L'Enracinement

Philosophe, humaniste, Simone Weil (1909-1943), fut celle qui s'engagea contre la barbarie et pensa la question de l'enracinement comme "peut-être le besoin le plus important et le plus méconnu de l'âme humaine".
L'ENRACINEMENT, au titre frappant, est un livre qui a marqué des générations de lecteurs depuis sa publication après la guerre, après la mort de son auteure, en Angleterre, et sous-titré, Prélude à une déclaration des devoirs envers l'être humain. Une publication posthume par Albert Camus dans sa collection chez Gallimard intitulée, L'Espoir.
Pourquoi ce livre fascine-t-il ? Pourquoi est-il si important ? Jusqu'à aujourd'hui où la notion d'enracinement se trouve prise dans les débats les plus politiques du moment - certains voulant retrouver dans L'Enracinement de Simone Weil une sorte de philosophie de l'appartenance, opposant les uns aux autres, faisant de l'enracinement dans une culture contre les autres une sorte de principe premier et politique, par opposition aux droits et aux devoirs universels.
"Il faut penser tous les devoirs sur le modèle du devoir de nourrir l'être humain quand il a faim ou de l'héberger quand il a froid"
La particularité de Simone Weil dans sa déclaration des devoirs envers l'être humain, c'est de montrer que la forme, l'origine des devoirs absolus envers l'être humain, en rapport avec le bien, la forme d'accès pour nous à ce désir du bien qui s'impose à nous, c'est la forme de nos besoins terrestres, les besoins de l'âme et du corps. Il faut donc penser tous les devoirs sur le modèle du devoir de nourrir l'être humain quand il a faim ou de l'héberger quand il a froid, de l'empêcher de mourir. Tel est d'abord ce premier Enracinement, à la fois dans la terre et dans le ciel.
Mais ces besoins, selon Simone Weil, sont contradictoires - nous avons besoin de liberté et d'égalité, de liberté et d'ordre - qui vont tous se concilier dans la collectivité humaine.
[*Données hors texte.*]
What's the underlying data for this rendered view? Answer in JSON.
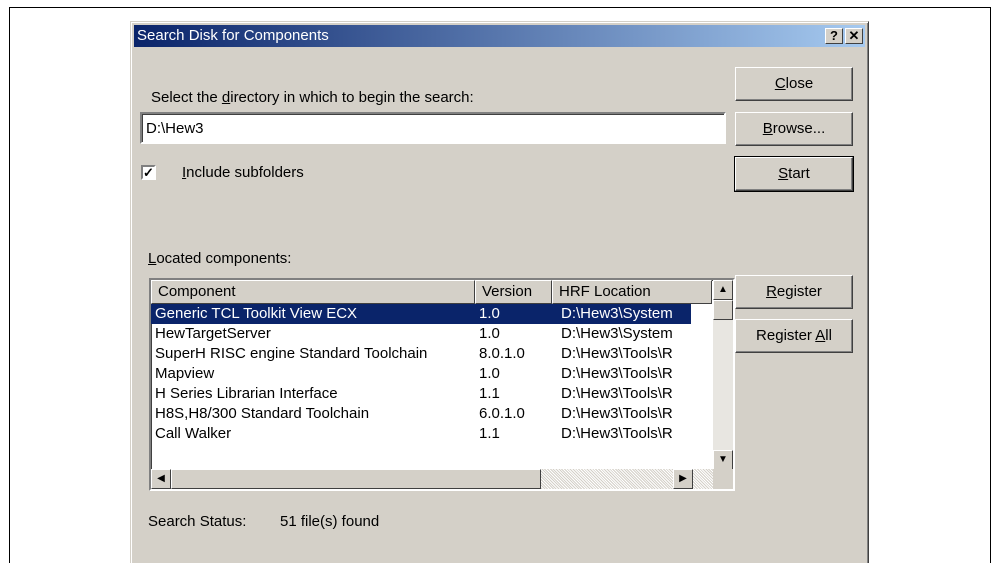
{
  "window": {
    "title": "Search Disk for Components",
    "help_label": "?",
    "close_label": "✕"
  },
  "directory": {
    "prompt_pre": "Select the ",
    "prompt_mnemonic": "d",
    "prompt_post": "irectory in which to begin the search:",
    "value": "D:\\Hew3"
  },
  "subfolders": {
    "checked": true,
    "check_mark": "✓",
    "label_mnemonic": "I",
    "label_rest": "nclude subfolders"
  },
  "buttons": {
    "close": {
      "mn": "C",
      "rest": "lose"
    },
    "browse": {
      "mn": "B",
      "rest": "rowse..."
    },
    "start": {
      "mn": "S",
      "rest": "tart"
    },
    "register": {
      "mn": "R",
      "rest": "egister"
    },
    "register_all": {
      "pre": "Register ",
      "mn": "A",
      "rest": "ll"
    }
  },
  "located": {
    "label_mnemonic": "L",
    "label_rest": "ocated components:",
    "columns": [
      "Component",
      "Version",
      "HRF Location"
    ],
    "rows": [
      [
        "Generic TCL Toolkit View ECX",
        "1.0",
        "D:\\Hew3\\System"
      ],
      [
        "HewTargetServer",
        "1.0",
        "D:\\Hew3\\System"
      ],
      [
        "SuperH RISC engine Standard Toolchain",
        "8.0.1.0",
        "D:\\Hew3\\Tools\\R"
      ],
      [
        "Mapview",
        "1.0",
        "D:\\Hew3\\Tools\\R"
      ],
      [
        "H Series Librarian Interface",
        "1.1",
        "D:\\Hew3\\Tools\\R"
      ],
      [
        "H8S,H8/300 Standard Toolchain",
        "6.0.1.0",
        "D:\\Hew3\\Tools\\R"
      ],
      [
        "Call Walker",
        "1.1",
        "D:\\Hew3\\Tools\\R"
      ]
    ],
    "selected_row": 0
  },
  "scroll": {
    "up": "▲",
    "down": "▼",
    "left": "◀",
    "right": "▶"
  },
  "status": {
    "label": "Search Status:",
    "value": "51 file(s) found"
  }
}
En somme, on ne peut pas séparer l'Enracinement de son Introduction, cet extraordinaire Prélude à une déclaration des devoirs envers l'être humain.
L'Enracinement a été rédigé à Londres entre janvier et avril 1943, alors que son auteur était engagée dans la France libre ; le général de Gaulle avait fait demander à Simone Weil un rapport sur les possibilités de redressement de la France, et souhaitait pour la Libération une nouvelle Déclaration des droits de l'Homme.
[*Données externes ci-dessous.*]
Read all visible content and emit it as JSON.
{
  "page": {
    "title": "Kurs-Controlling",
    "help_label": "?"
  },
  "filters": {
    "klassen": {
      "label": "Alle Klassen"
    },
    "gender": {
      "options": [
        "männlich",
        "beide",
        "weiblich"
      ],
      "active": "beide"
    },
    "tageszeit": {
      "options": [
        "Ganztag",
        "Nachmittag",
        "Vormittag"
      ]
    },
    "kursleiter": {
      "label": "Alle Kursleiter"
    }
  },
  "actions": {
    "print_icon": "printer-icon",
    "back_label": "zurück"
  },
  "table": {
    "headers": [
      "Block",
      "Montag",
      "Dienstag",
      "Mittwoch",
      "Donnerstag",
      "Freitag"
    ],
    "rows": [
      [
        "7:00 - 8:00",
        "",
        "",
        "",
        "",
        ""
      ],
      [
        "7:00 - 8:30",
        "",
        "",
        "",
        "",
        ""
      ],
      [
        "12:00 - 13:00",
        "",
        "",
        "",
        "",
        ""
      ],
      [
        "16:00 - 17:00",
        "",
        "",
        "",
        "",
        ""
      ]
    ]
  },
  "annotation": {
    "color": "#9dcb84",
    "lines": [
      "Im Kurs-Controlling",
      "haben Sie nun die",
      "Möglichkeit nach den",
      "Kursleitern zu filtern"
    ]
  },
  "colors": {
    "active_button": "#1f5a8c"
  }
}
Non achevé, il a été publié post-mortem par Albert Camus en 1949, qui y vit « à la fois l'exact rapport demandé et l'un des livres les plus lucides, les plus élevés, les plus beaux qu'on ait écrits depuis fort longtemps sur notre civilisation ».
Le livre a également été décrit par Hannah Arendt comme « l'un des ouvrages les plus intelligents et lucides sur son temps ».
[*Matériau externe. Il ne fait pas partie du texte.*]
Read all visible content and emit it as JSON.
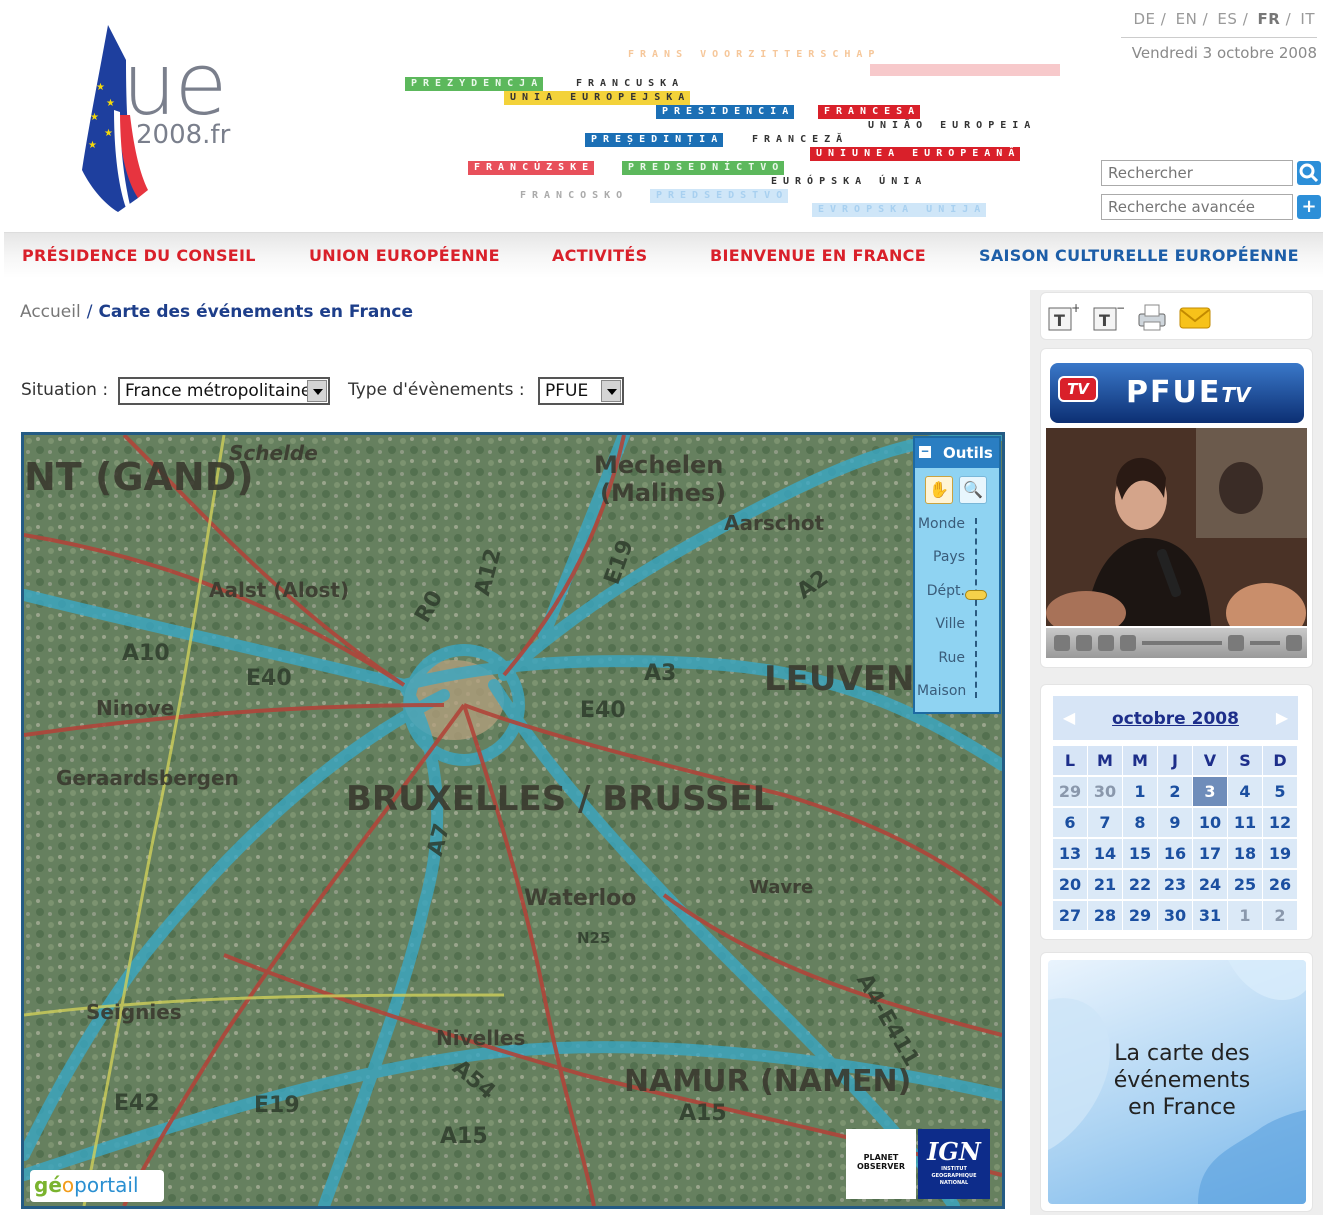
{
  "header": {
    "logo": {
      "ue": "ue",
      "domain": "2008.fr"
    },
    "languages": [
      {
        "code": "DE",
        "current": false
      },
      {
        "code": "EN",
        "current": false
      },
      {
        "code": "ES",
        "current": false
      },
      {
        "code": "FR",
        "current": true
      },
      {
        "code": "IT",
        "current": false
      }
    ],
    "date": "Vendredi 3 octobre 2008",
    "search_placeholder": "Rechercher",
    "advanced_search": "Recherche avancée",
    "banner": [
      {
        "text": "FRANS VOORZITTERSCHAP",
        "color": "#f6c79a"
      },
      {
        "text": "PREZYDENCJA",
        "color": "#5cb85c"
      },
      {
        "text": "FRANCUSKA",
        "color": "#333333"
      },
      {
        "text": "UNIA EUROPEJSKA",
        "color": "#f3d23a"
      },
      {
        "text": "PRESIDENCIA",
        "color": "#1b6fb5"
      },
      {
        "text": "FRANCESA",
        "color": "#d9202a"
      },
      {
        "text": "UNIÃO EUROPEIA",
        "color": "#333333"
      },
      {
        "text": "PREȘEDINȚIA",
        "color": "#1b6fb5"
      },
      {
        "text": "FRANCEZĂ",
        "color": "#333333"
      },
      {
        "text": "UNIUNEA EUROPEANĂ",
        "color": "#d9202a"
      },
      {
        "text": "FRANCÚZSKE",
        "color": "#e8505b"
      },
      {
        "text": "PREDSEDNÍCTVO",
        "color": "#5cb85c"
      },
      {
        "text": "EURÓPSKA ÚNIA",
        "color": "#333333"
      },
      {
        "text": "FRANCOSKO",
        "color": "#aaaaaa"
      },
      {
        "text": "PREDSEDSTVO",
        "color": "#a8d0f0"
      },
      {
        "text": "EVROPSKA UNIJA",
        "color": "#a8d0f0"
      }
    ]
  },
  "nav": [
    {
      "label": "PRÉSIDENCE DU CONSEIL",
      "color": "#d9202a"
    },
    {
      "label": "UNION EUROPÉENNE",
      "color": "#d9202a"
    },
    {
      "label": "ACTIVITÉS",
      "color": "#d9202a"
    },
    {
      "label": "BIENVENUE EN FRANCE",
      "color": "#d9202a"
    },
    {
      "label": "SAISON CULTURELLE EUROPÉENNE",
      "color": "#1d5ea8"
    }
  ],
  "breadcrumb": {
    "home": "Accueil",
    "separator": "/",
    "current": "Carte des événements en France"
  },
  "filters": {
    "situation_label": "Situation :",
    "situation_value": "France métropolitaine",
    "type_label": "Type d'évènements :",
    "type_value": "PFUE"
  },
  "map": {
    "tools_title": "Outils",
    "zoom_levels": [
      "Monde",
      "Pays",
      "Dépt.",
      "Ville",
      "Rue",
      "Maison"
    ],
    "zoom_current": "Dépt.",
    "place_labels": [
      "NT (GAND)",
      "Mechelen",
      "(Malines)",
      "Aarschot",
      "Aalst (Alost)",
      "Ninove",
      "Geraardsbergen",
      "BRUXELLES / BRUSSEL",
      "Waterloo",
      "Wavre",
      "LEUVEN",
      "Seignies",
      "Nivelles",
      "NAMUR (NAMEN)",
      "Schelde"
    ],
    "road_labels": [
      "A10",
      "E40",
      "A12",
      "E19",
      "A2",
      "A3",
      "E40",
      "A7",
      "A4-E411",
      "A54",
      "A15",
      "E42",
      "A15",
      "E19",
      "N25",
      "R0"
    ],
    "logos": {
      "geoportail": {
        "ge": "gé",
        "o": "o",
        "portail": "portail"
      },
      "planet_observer": "PLANET OBSERVER",
      "ign": {
        "mark": "IGN",
        "sub": "INSTITUT GEOGRAPHIQUE NATIONAL"
      }
    }
  },
  "sidebar": {
    "tools": [
      "text-larger-icon",
      "text-smaller-icon",
      "print-icon",
      "email-icon"
    ],
    "tv": {
      "badge": "TV",
      "title": "PFUE",
      "suffix": "TV"
    },
    "calendar": {
      "month": "octobre 2008",
      "weekdays": [
        "L",
        "M",
        "M",
        "J",
        "V",
        "S",
        "D"
      ],
      "weeks": [
        [
          "29",
          "30",
          "1",
          "2",
          "3",
          "4",
          "5"
        ],
        [
          "6",
          "7",
          "8",
          "9",
          "10",
          "11",
          "12"
        ],
        [
          "13",
          "14",
          "15",
          "16",
          "17",
          "18",
          "19"
        ],
        [
          "20",
          "21",
          "22",
          "23",
          "24",
          "25",
          "26"
        ],
        [
          "27",
          "28",
          "29",
          "30",
          "31",
          "1",
          "2"
        ]
      ],
      "today": "3"
    },
    "mapcard": [
      "La carte des",
      "événements",
      "en France"
    ]
  }
}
L'ouvrage est composé de trois parties : Les besoins de l'âme, Le Déracinement et L'Enracinement.
Contrairement à la Déclaration des Droits de l'Homme et du Citoyen de 1789 qui établit d'une part des droits et de l'autre des devoirs, Simone Weil établit que la notion de droits est subordonnée à celle d'obligation.
« Un homme qui serait seul dans l'univers n'aurait aucun droit, mais il aurait des obligations ». Pour elle, le droit naît de l'obligation ; dès lors, la loi des hommes doit procéder des devoirs pour faire exister les droits.
Simone Weil situe la préexistence de ces obligations dans l'universalité s'incarnant en chaque être humain. « Il y a hors de cet univers, au-delà de ce que les facultés humaines peuvent saisir, une réalité à laquelle correspond dans le cœur humain l'exigence de bien total qui se trouve en tout homme. De cette réalité découle tout ce qui est bien ici-bas. C'est d'elle que procède toute obligation. ».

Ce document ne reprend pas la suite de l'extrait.